Ovviamente se si analizza la raccolta differenziata dei rifiuti urbani le percentuali cambiano (e di molto). È quanto riportano i dati forniti dall’Istituto Superiore per la Protezione e la Ricerca Ambientale (Ispra), relativi al 2019 e pubblicati a dicembre 2020. La percentuale di rifiuti riciclati in Italia ha infatti raggiunto il 61,3%, valore raddoppiato rispetto al 2008 (passando da un totale di 9,9 milioni di tonnellate di rifiuti differenziati a 18,5) e incrementato del 3,1% rispetto al 2018. Secondo tale studio, dunque, saremmo ancora lontani rispetto all’ambizioso obiettivo del 65% che ci eravamo prefissati di raggiungere entro il 31 dicembre 2012 (al momento, infatti, meno della metà delle regioni italiane avrebbe varcato questo traguardo).

L’analisi dei dati forniti dall’Ispra dipinge un Paese a due velocità, con il Nord a fare da traino, seguito però dal Centro e dal Sud in rapido e costante miglioramento. Proprio il Mezzogiorno, sempre secondo Ispra, avrebbe superato per la prima volta il 50% di raccolta differenziata, pur restando tale dato molto al di sotto della media nazionale

Ciò si inserisce nella più vasta strategia europea, che punta ad un’Unione a zero emissioni entro il 2050. In quest’ottica gli obiettivi fissati in ambito comunitario prevedono il riciclaggio di almeno il 55% dei rifiuti urbani entro il 2025 (che sale al 60% entro il 2030 e al 65% entro il 2035), la riduzione dello smaltimento in discarica, che dovrà scendere al 10% entro il 2035 ed il riciclaggio del 65% degli imballaggi entro il 2025, fissato al 70% entro il 2030.

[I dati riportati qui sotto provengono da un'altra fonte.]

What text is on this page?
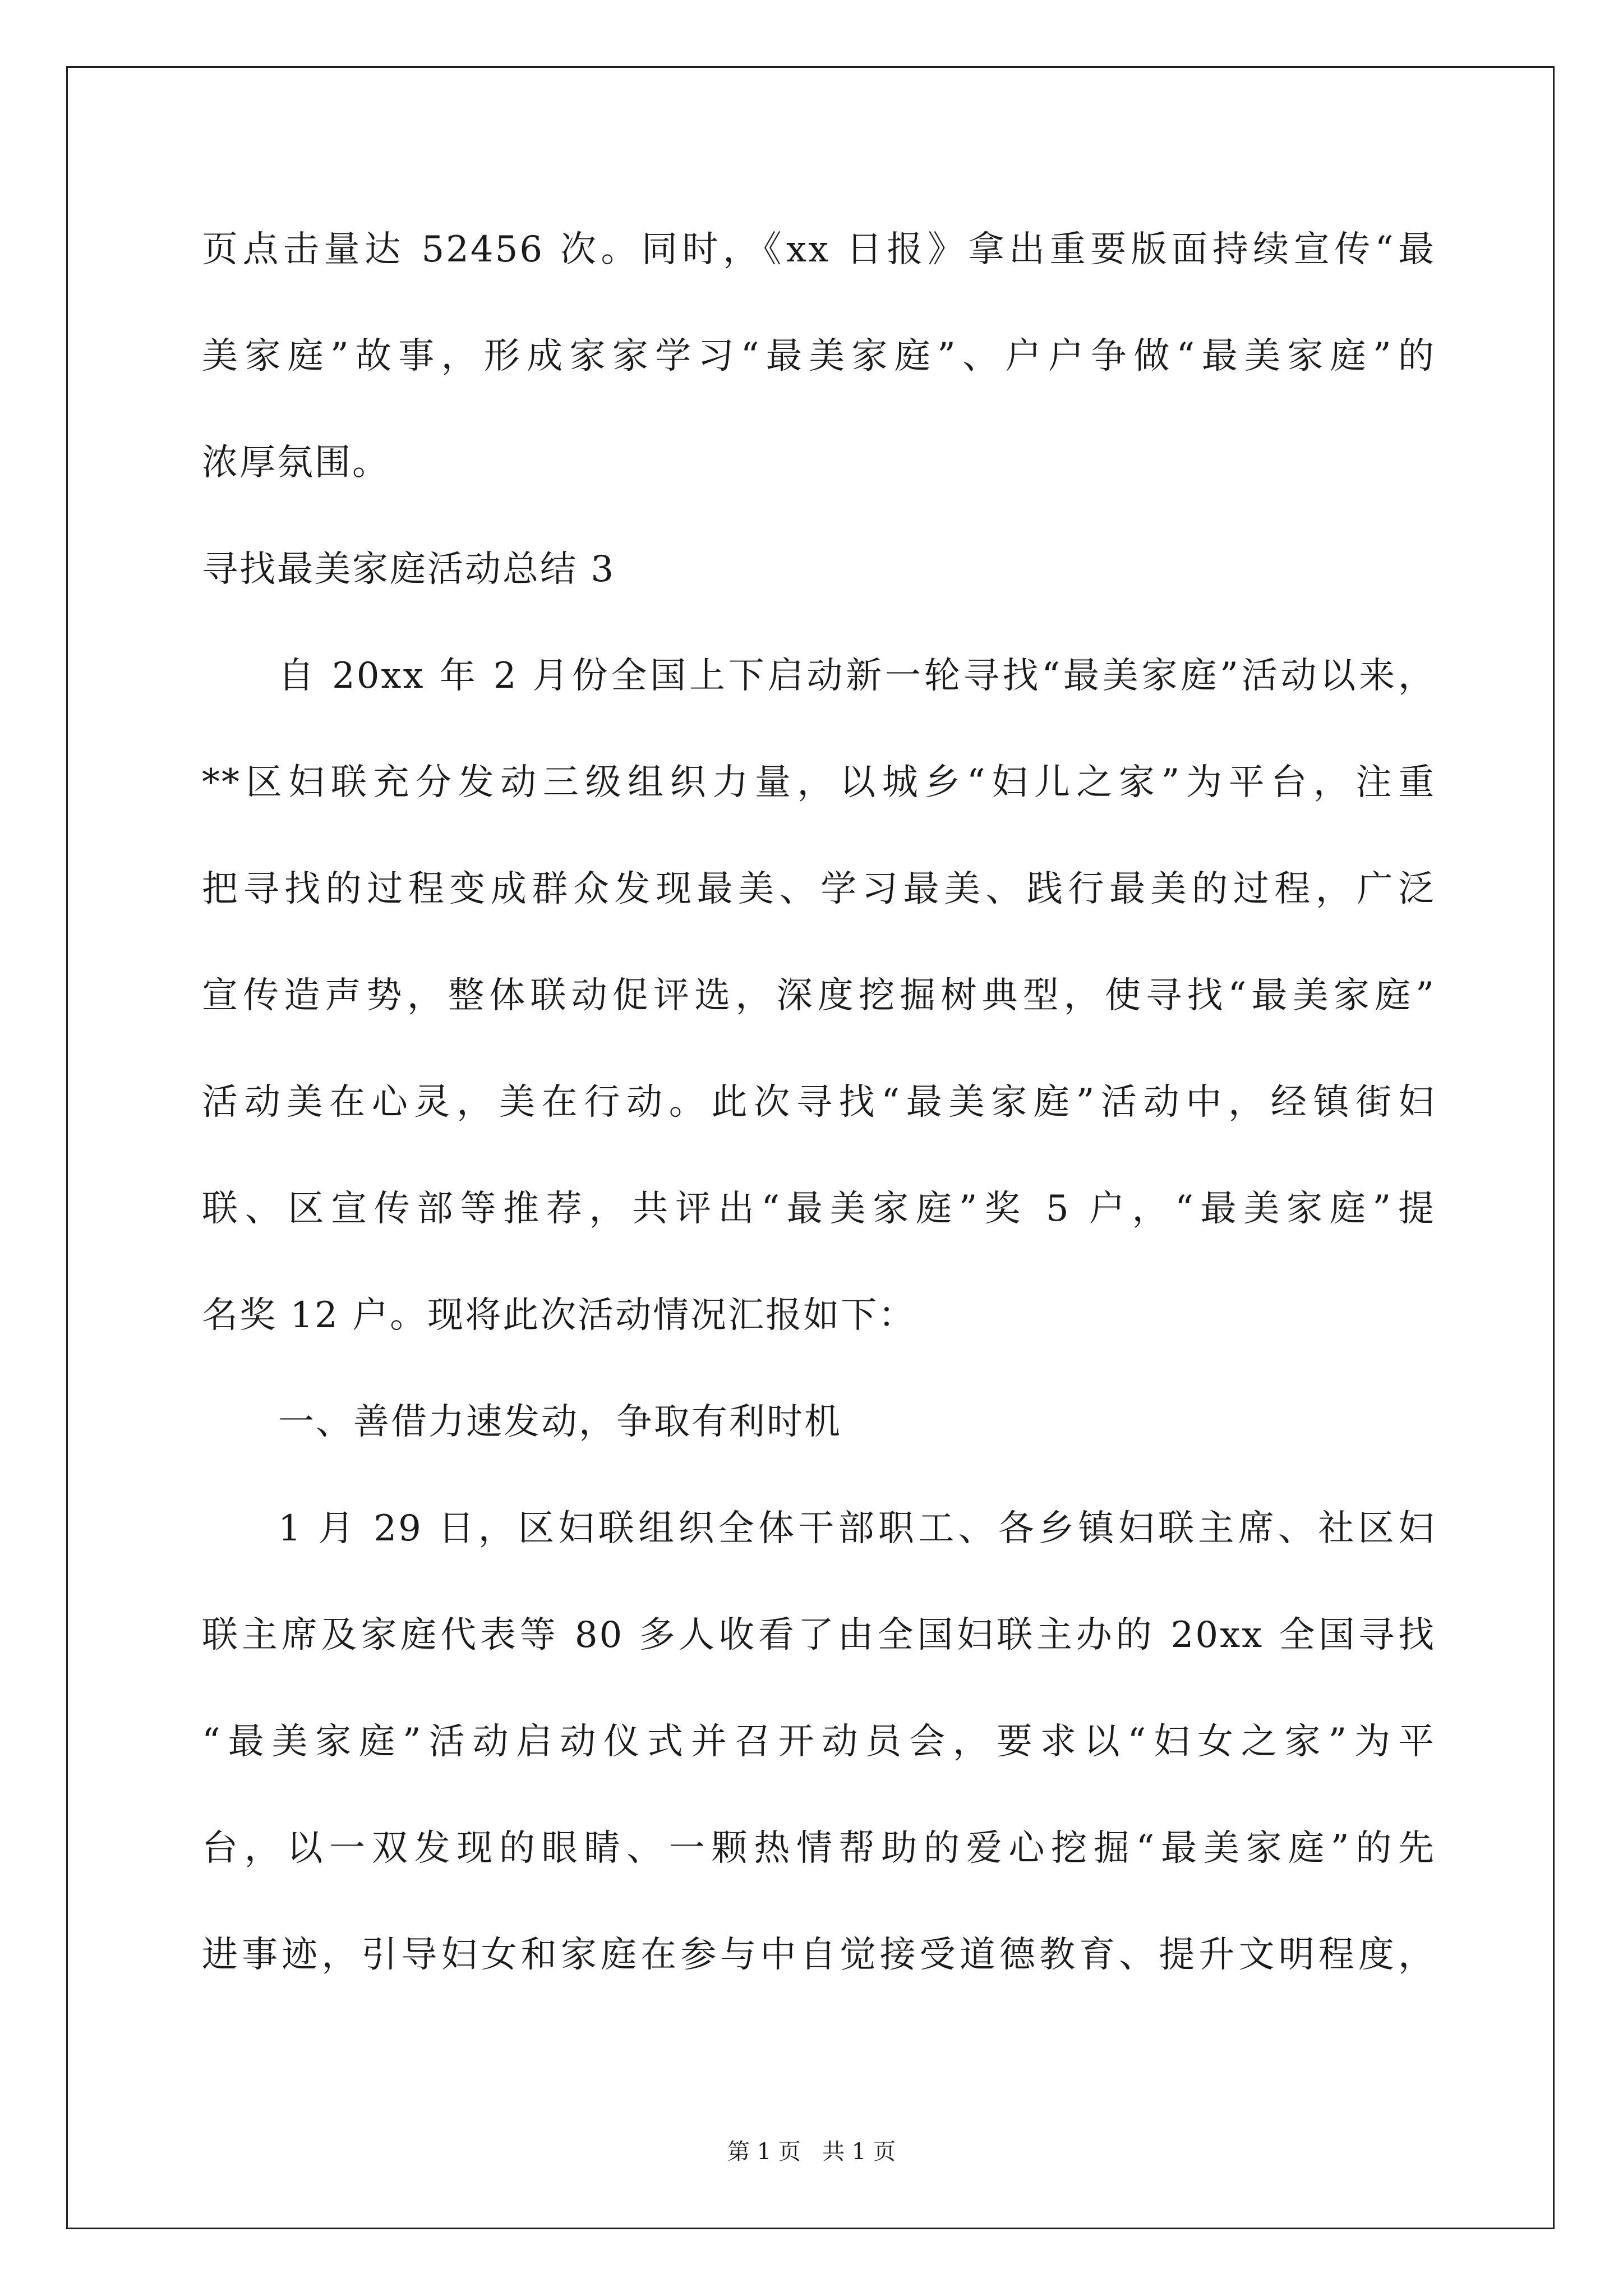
页点击量达 52456 次。同时，《xx 日报》拿出重要版面持续宣传“最
美家庭”故事，形成家家学习“最美家庭”、户户争做“最美家庭”的
浓厚氛围。
寻找最美家庭活动总结 3
自 20xx 年 2 月份全国上下启动新一轮寻找“最美家庭”活动以来，
**区妇联充分发动三级组织力量，以城乡“妇儿之家”为平台，注重
把寻找的过程变成群众发现最美、学习最美、践行最美的过程，广泛
宣传造声势，整体联动促评选，深度挖掘树典型，使寻找“最美家庭”
活动美在心灵，美在行动。此次寻找“最美家庭”活动中，经镇街妇
联、区宣传部等推荐，共评出“最美家庭”奖 5 户，“最美家庭”提
名奖 12 户。现将此次活动情况汇报如下：
一、善借力速发动，争取有利时机
1 月 29 日，区妇联组织全体干部职工、各乡镇妇联主席、社区妇
联主席及家庭代表等 80 多人收看了由全国妇联主办的 20xx 全国寻找
“最美家庭”活动启动仪式并召开动员会，要求以“妇女之家”为平
台，以一双发现的眼睛、一颗热情帮助的爱心挖掘“最美家庭”的先
进事迹，引导妇女和家庭在参与中自觉接受道德教育、提升文明程度，
第 1 页   共 1 页
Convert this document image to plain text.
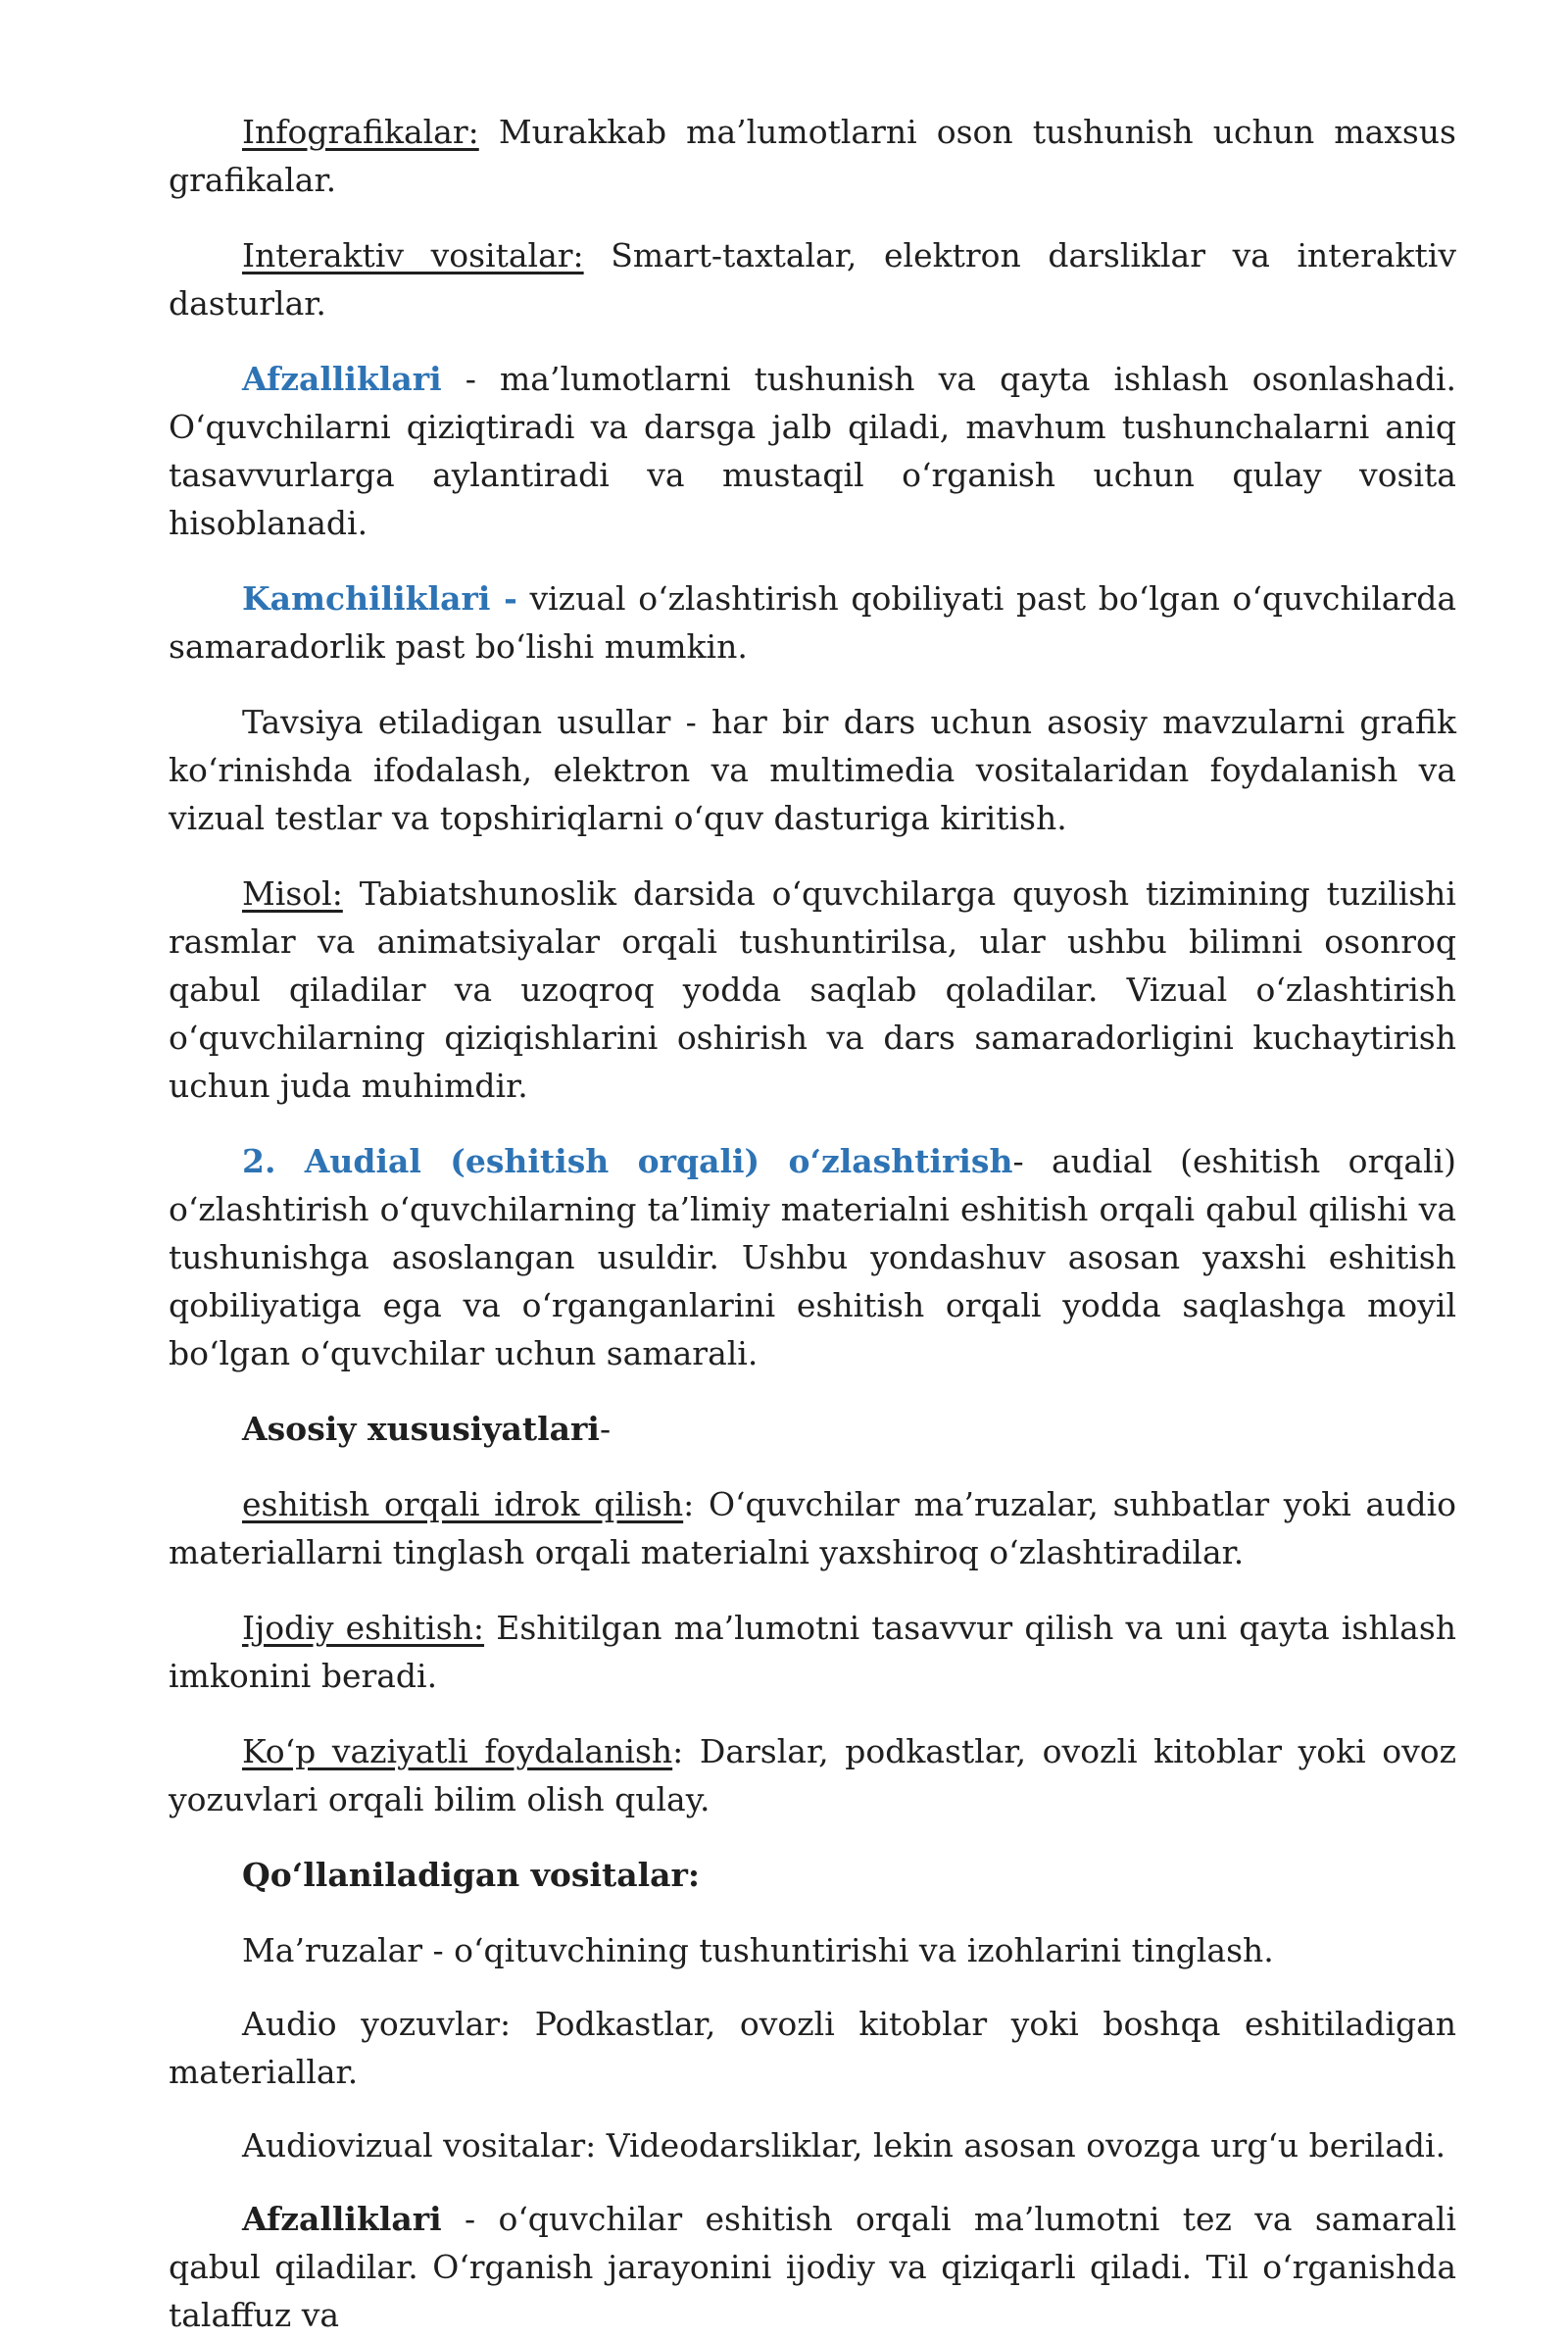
Infografikalar: Murakkab ma’lumotlarni oson tushunish uchun maxsus grafikalar.

Interaktiv vositalar: Smart-taxtalar, elektron darsliklar va interaktiv dasturlar.

Afzalliklari - ma’lumotlarni tushunish va qayta ishlash osonlashadi. O‘quvchilarni qiziqtiradi va darsga jalb qiladi, mavhum tushunchalarni aniq tasavvurlarga aylantiradi va mustaqil o‘rganish uchun qulay vosita hisoblanadi.

Kamchiliklari - vizual o‘zlashtirish qobiliyati past bo‘lgan o‘quvchilarda samaradorlik past bo‘lishi mumkin.

Tavsiya etiladigan usullar - har bir dars uchun asosiy mavzularni grafik ko‘rinishda ifodalash, elektron va multimedia vositalaridan foydalanish va vizual testlar va topshiriqlarni o‘quv dasturiga kiritish.

Misol: Tabiatshunoslik darsida o‘quvchilarga quyosh tizimining tuzilishi rasmlar va animatsiyalar orqali tushuntirilsa, ular ushbu bilimni osonroq qabul qiladilar va uzoqroq yodda saqlab qoladilar. Vizual o‘zlashtirish o‘quvchilarning qiziqishlarini oshirish va dars samaradorligini kuchaytirish uchun juda muhimdir.

2. Audial (eshitish orqali) o‘zlashtirish- audial (eshitish orqali) o‘zlashtirish o‘quvchilarning ta’limiy materialni eshitish orqali qabul qilishi va tushunishga asoslangan usuldir. Ushbu yondashuv asosan yaxshi eshitish qobiliyatiga ega va o‘rganganlarini eshitish orqali yodda saqlashga moyil bo‘lgan o‘quvchilar uchun samarali.

Asosiy xususiyatlari-

eshitish orqali idrok qilish: O‘quvchilar ma’ruzalar, suhbatlar yoki audio materiallarni tinglash orqali materialni yaxshiroq o‘zlashtiradilar.

Ijodiy eshitish: Eshitilgan ma’lumotni tasavvur qilish va uni qayta ishlash imkonini beradi.

Ko‘p vaziyatli foydalanish: Darslar, podkastlar, ovozli kitoblar yoki ovoz yozuvlari orqali bilim olish qulay.

Qo‘llaniladigan vositalar:

Ma’ruzalar - o‘qituvchining tushuntirishi va izohlarini tinglash.

Audio yozuvlar: Podkastlar, ovozli kitoblar yoki boshqa eshitiladigan materiallar.

Audiovizual vositalar: Videodarsliklar, lekin asosan ovozga urg‘u beriladi.

Afzalliklari - o‘quvchilar eshitish orqali ma’lumotni tez va samarali qabul qiladilar. O‘rganish jarayonini ijodiy va qiziqarli qiladi. Til o‘rganishda talaffuz va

Le modalità di smaltimento dei rifiuti in Europa sono tutt’altro che omogenee, con grandi differenze da Paese a Paese. Mentre nell’Europa settentrionale, ad esempio, il conferimento in discarica è quasi nullo (con conseguente elevata percentuale di riciclaggio e di incenerimento dei rifiuti) in molti Stati del Sud e dell’Est Europa il conferimento in discarica rappresenta ancora la principale forma di smaltimento (si va da percentuali del 40-50% in Portogallo e Spagna fino all’80% di Grecia, Cipro e Malta, maglie nere dell’Eurozona, secondo i dati riportati da Eurostat).

Quella della transizione ecologica e dell’economia circolare è una sfida che riesce a coniugare sostenibilità ambientale e opportunità di crescita economica. Le stime del Parlamento europeo ci dicono infatti che gli sforzi per raggiungere la transizione ecologica, limitandoci al caso della raccolta differenziata, potranno fornire uno stimolo alle economie nazionali pari allo 0,5% del Pil, oltre a garantire fino a 700.000 nuovi posti di lavoro da qui al 2030.

In questo campo il nostro Paese ha dimostrato una maturità ed un approccio ottimale in vista del raggiungimento degli obiettivi fissati anche in sede europea. Le criticità del nostro sistema sono molteplici e dovranno essere risolte ma i trend e i dati qui analizzati ci dicono che siamo senza dubbio sulla buona strada.